Jovens continuam a ter dificuldade em entrar no mercado
Foi sublinhado, pelos participantes da mesa redonda, que o mercado imobiliário português mantém um perfil patrimonialista. Segundo dados do Instituto Nacional de Estatística, cerca de 80% das compras de habitação são realizadas por famílias portuguesas.
Patrícia Barão, presidente da APEMIP, destacou que o "maior desafio atual está no acesso à primeira habitação". Para a responsável, existe um problema estrutural de entrada no mercado, sobretudo para os jovens, enquanto muitos proprietários beneficiam da valorização significativa dos imóveis adquiridos há décadas.
Fiscalidade, licenciamento e solo disponível são pilares da solução
Hugo Santos Ferreira, presidente da APPII, defendeu que a "carga fiscal, os processos de licenciamento e a disponibilidade de solo a preços acessíveis são os três fatores essenciais para aumentar a produção de habitação."
O responsável considerou positiva a aprovação de medidas como a redução do IVA para 6% na construção, mas alertou para a necessidade de gerir expectativas. “Não existe uma bala de prata para resolver o problema”, afirmou, salientando que a resolução da crise habitacional depende de um pacote integrado de políticas.
Também António Carias de Sousa, presidente do conselho diretivo da Ordem dos Engenheiros – Região Sul, reforçou que a descida do IVA, isoladamente, pode não ser suficiente para gerar o choque de oferta necessário.
Segundo os intervenientes, o custo da habitação não depende apenas da construção, mas também da complexidade regulamentar dos projetos.
Simplificação do licenciamento deve manter equilíbrio entre público e técnicos
José Manuel Sousa, Bastonário da Ordem dos Engenheiros Técnicos, defendeu que a simplificação dos processos de licenciamento não pode "significar a transferência da responsabilidade do setor público para os projetistas.", salientando a importância de uniformizar procedimentos de construção, garantindo simultaneamente celeridade e segurança técnica.
Atrasos no licenciamento continuam a penalizar os preços
Durante o debate foi também destacado o impacto dos atrasos administrativos na valorização da habitação.
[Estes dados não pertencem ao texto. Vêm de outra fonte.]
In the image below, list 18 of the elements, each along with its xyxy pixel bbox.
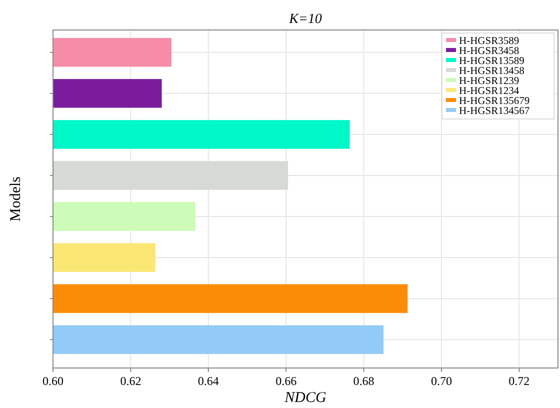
x-axis-title: NDCG [284, 390, 326, 406]
legend-label: H-HGSR1234 [459, 86, 520, 97]
x-tick-label: 0.64 [198, 374, 219, 388]
x-tick-label: 0.70 [430, 374, 452, 388]
legend-label: H-HGSR13589 [459, 56, 524, 67]
x-tick-label: 0.60 [42, 374, 64, 388]
chart-title: K=10 [288, 12, 322, 27]
x-tick-label: 0.62 [120, 374, 142, 388]
legend-label: H-HGSR13458 [459, 66, 524, 77]
legend-label: H-HGSR134567 [459, 106, 530, 117]
legend-label: H-HGSR1239 [459, 76, 520, 87]
x-tick-label: 0.66 [276, 374, 297, 388]
y-axis-title: Models [8, 176, 24, 222]
x-tick-label: 0.68 [353, 374, 374, 388]
x-tick-label: 0.72 [508, 374, 530, 388]
legend-label: H-HGSR135679 [459, 96, 530, 107]
legend-label: H-HGSR3589 [459, 36, 520, 47]
legend-label: H-HGSR3458 [459, 46, 520, 57]
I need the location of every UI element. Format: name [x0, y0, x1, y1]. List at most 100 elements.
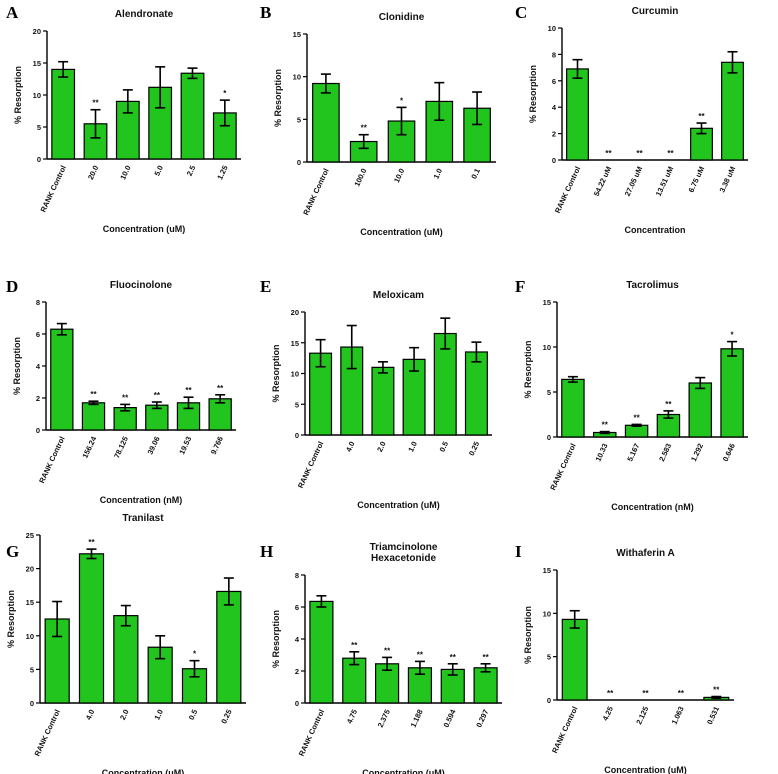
x-tick-label: RANK Control: [37, 435, 66, 485]
significance-mark: **: [90, 390, 97, 399]
significance-mark: **: [122, 393, 129, 402]
x-tick-label: 4.25: [601, 705, 615, 722]
x-axis-label: Concentration (uM): [360, 227, 443, 237]
x-axis-label: Concentration (nM): [611, 502, 694, 512]
panel-letter: E: [260, 277, 271, 296]
x-tick-label: 4.0: [344, 440, 357, 453]
x-tick-label: 1.0: [432, 167, 445, 180]
significance-mark: **: [665, 400, 672, 409]
y-tick-label: 0: [295, 431, 299, 440]
significance-mark: **: [607, 689, 614, 698]
y-axis-label: % Resorption: [523, 340, 533, 398]
x-tick-label: RANK Control: [297, 708, 326, 758]
bar: [78, 553, 105, 704]
y-tick-label: 5: [295, 400, 299, 409]
significance-mark: **: [667, 149, 674, 158]
x-tick-label: 1.292: [689, 442, 705, 463]
bar: [720, 348, 744, 438]
panel-letter: F: [515, 277, 525, 296]
y-tick-label: 8: [552, 50, 556, 59]
panel-letter: D: [6, 277, 18, 296]
bar: [51, 68, 76, 160]
x-tick-label: RANK Control: [33, 708, 62, 758]
chart-title: Triamcinolone: [370, 542, 438, 553]
significance-mark: *: [223, 89, 227, 98]
x-tick-label: 2.583: [657, 442, 673, 463]
significance-mark: *: [731, 331, 735, 340]
x-tick-label: 0.1: [469, 167, 482, 180]
x-tick-label: RANK Control: [550, 705, 579, 755]
y-tick-label: 4: [552, 103, 557, 112]
y-tick-label: 20: [33, 27, 41, 36]
bar: [561, 618, 588, 701]
x-tick-label: 2.125: [634, 705, 650, 726]
y-axis-label: % Resorption: [13, 66, 23, 124]
x-tick-label: RANK Control: [301, 167, 330, 217]
x-tick-label: 9.766: [209, 435, 225, 456]
x-tick-label: 0.25: [219, 708, 233, 725]
y-tick-label: 8: [295, 571, 299, 580]
significance-mark: **: [417, 650, 424, 659]
y-tick-label: 6: [552, 77, 556, 86]
panel-letter: H: [260, 542, 273, 561]
panel-c: C Curcumin % Resorption 0 2 4 6 8 10 RANK Control…: [515, 3, 748, 235]
y-tick-label: 5: [37, 123, 41, 132]
bar: [180, 72, 205, 160]
bar: [566, 68, 589, 161]
x-tick-label: 10.33: [593, 442, 609, 463]
y-tick-label: 6: [295, 603, 299, 612]
y-tick-label: 0: [297, 158, 301, 167]
chart-title: Alendronate: [115, 9, 174, 20]
y-axis-label: % Resorption: [12, 337, 22, 395]
panel-letter: C: [515, 3, 527, 22]
panel-b: B Clonidine % Resorption 0 5 10 15 RANK Control…: [260, 3, 496, 237]
x-tick-label: 0.297: [474, 708, 490, 729]
x-tick-label: 10.0: [392, 167, 406, 184]
y-tick-label: 15: [26, 598, 34, 607]
chart-title: Clonidine: [379, 12, 425, 23]
y-tick-label: 10: [291, 370, 299, 379]
chart-title: Withaferin A: [616, 548, 674, 559]
x-tick-label: 13.51 uM: [654, 165, 676, 198]
x-tick-label: 156.24: [80, 434, 98, 459]
y-tick-label: 10: [33, 91, 41, 100]
bar: [387, 120, 416, 163]
significance-mark: *: [400, 96, 404, 105]
bar: [561, 378, 585, 438]
y-tick-label: 5: [30, 665, 34, 674]
y-axis-label: % Resorption: [523, 606, 533, 664]
x-tick-label: 100.0: [352, 167, 368, 188]
x-tick-label: 5.0: [152, 164, 165, 177]
chart-title: Hexacetonide: [371, 553, 436, 564]
y-tick-label: 0: [37, 155, 41, 164]
panel-d: D Fluocinolone % Resorption 0 2 4 6 8 RANK Contr…: [6, 277, 236, 505]
y-tick-label: 6: [36, 330, 40, 339]
x-tick-label: 78.125: [112, 435, 130, 460]
chart-title: Curcumin: [632, 6, 679, 17]
y-tick-label: 10: [26, 632, 34, 641]
y-tick-label: 0: [552, 156, 556, 165]
x-tick-label: 0.5: [437, 440, 450, 453]
x-tick-label: 2.0: [118, 708, 131, 721]
x-axis-label: Concentration (uM): [103, 224, 186, 234]
panel-letter: B: [260, 3, 271, 22]
bar: [216, 590, 242, 704]
bar: [312, 82, 340, 163]
y-tick-label: 15: [293, 30, 301, 39]
x-axis-label: Concentration (uM): [102, 768, 185, 774]
y-tick-label: 15: [33, 59, 41, 68]
x-tick-label: 0.5: [187, 708, 200, 721]
x-tick-label: 39.06: [146, 435, 162, 456]
y-tick-label: 15: [543, 298, 551, 307]
bar: [371, 366, 395, 436]
significance-mark: **: [217, 384, 224, 393]
y-tick-label: 5: [297, 115, 301, 124]
panel-letter: I: [515, 542, 522, 561]
chart-title: Tacrolimus: [626, 280, 679, 291]
y-tick-label: 20: [26, 565, 34, 574]
x-axis-label: Concentration (uM): [604, 765, 687, 774]
x-tick-label: 1.188: [409, 708, 425, 729]
y-tick-label: 2: [552, 130, 556, 139]
y-tick-label: 10: [543, 343, 551, 352]
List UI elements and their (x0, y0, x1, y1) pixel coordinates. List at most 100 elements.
Hugo Santos Ferreira referiu que, em Portugal, cada ano que um projeto permanece preso em processos de licenciamento pode representar um aumento de cerca de 500 euros por metro quadrado para os compradores.
O dirigente alertou ainda que, nos últimos três anos, cerca de 50.000 casas licenciadas e pré-certificadas não avançaram para construção, situação que atribuiu em parte à estrutura fiscal existente.
Construção modular e escassez de mão de obra são desafios do setor
O Plano de Recuperação e Resiliência (PRR) teve um efeito positivo no desenvolvimento da construção modular, impulsionando a necessidade de construir mais rapidamente.
No entanto, foi salientada a dificuldade de captar jovens para áreas da engenharia e construção, um problema associado à retenção de talento em Portugal e à falta de mão de obra qualificada no setor.
Medidas fiscais podem gerar incerteza no arrendamento
Patrícia Barão apontou que a redução da tributação autónoma em IRS sobre o arrendamento, de 25% para 10% até 2029, pode criar alguma insegurança para proprietários, uma vez que não existe garantia sobre a continuidade da política após esse período.
Governo aposta num pacote de soluções, mas efeitos serão graduais
Os participantes concordaram que o Governo tem vindo a colocar a oferta de habitação no centro da agenda política, reconhecendo a necessidade de passar medidas do papel para a prática.
António Carias de Sousa destacou que não é expectável que os preços da habitação sofram reduções imediatas nos próximos meses, defendendo que o mercado deve ser acompanhado de forma contínua.
Apesar dos problemas, os intervenientes consideram que as políticas em curso colocam o setor numa trajetória positiva, ainda que os efeitos estruturais apenas se tornem visíveis a médio prazo.